Beth Orton
Central Reservation
[Deconstruction/Arista]
Rating: 8.9
If you set your clock by the Grammy awards like I do, you know that this
here is the Year of the Woman in the music industry. It said so in
Billboard, so it must be true. The problem with proclamations like
these is that the people announcing them are usually old, conservative and
less attuned to talent than your average Budweiser frog.
What we really saw in this year's Grammy voting was a sexist industry
overcorrecting for past wrongs. Lauryn Hill is a promising musician, but she
needs to find at least one lyric that's not patronizing and dull. Sheryl
Crow knows her blues as well as any jilted thirty- something, but she's too
banal for her own good. Madonna's eccentricities are no longer amusing, let
alone provocative-- she enlisted William Orbit, signature bleeps and all, for
her latest shot at latex immortality. But Beth Orton did it a year earlier on
a superior album, Trailer Park, that wasn't as immortal as it was
timeless. After that masterwork of translucent folk, you knew there was less room for
disappointment on the elegantly awkward Brit's follow-up than the typical
Beck album. Central Reservation lives up to expectations.
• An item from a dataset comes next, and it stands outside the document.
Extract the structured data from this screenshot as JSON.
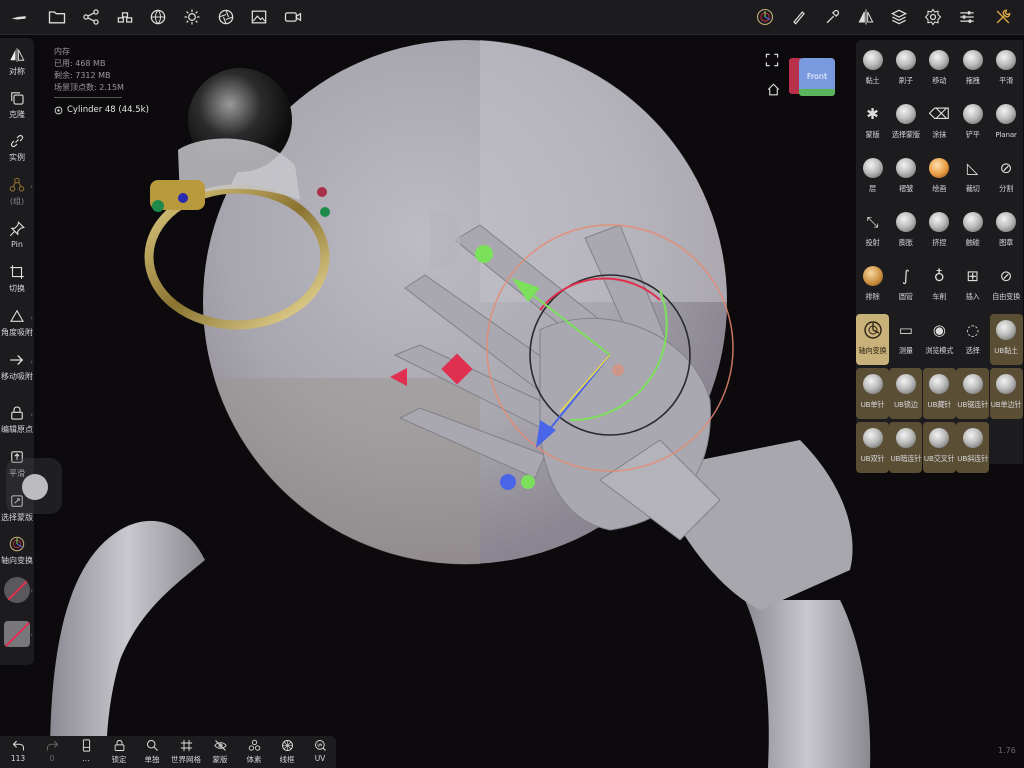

At its heart, Central Reservation differs little from Trailer
Park, but the difference is in the detail: the Beth we get this time
out is confident, if not assertive. When she sings of love pensively on
"Love Like Laughter" and painfully on "Stolen Car" (both of which feature
Ben Harper on electric guitar), she's more reflective than naive. When she
quivers through candlelit crooners like "Sweetest Decline" (with Dr. John on
piano) and the vibrant "Pass In Time" (with Terry Callier filling out the
chorus), she's singing London soul like only Dusty Springfield has before her.
When she teams up with Everything But the Girl's Ben Watt for two club tracks
("Stars All Seem to Weep" and the album's title cut), it's a natural fit because
Orton's subtle songcraft is universal.
It's a more mature Beth we get on Central Reservation, one who can
make you envy her heartbreak ("Blood Red River") and her joy ("Feel to
Believe") in equal measure. Her peers could learn from her, but chances
are they won't, because music this real can't be taught.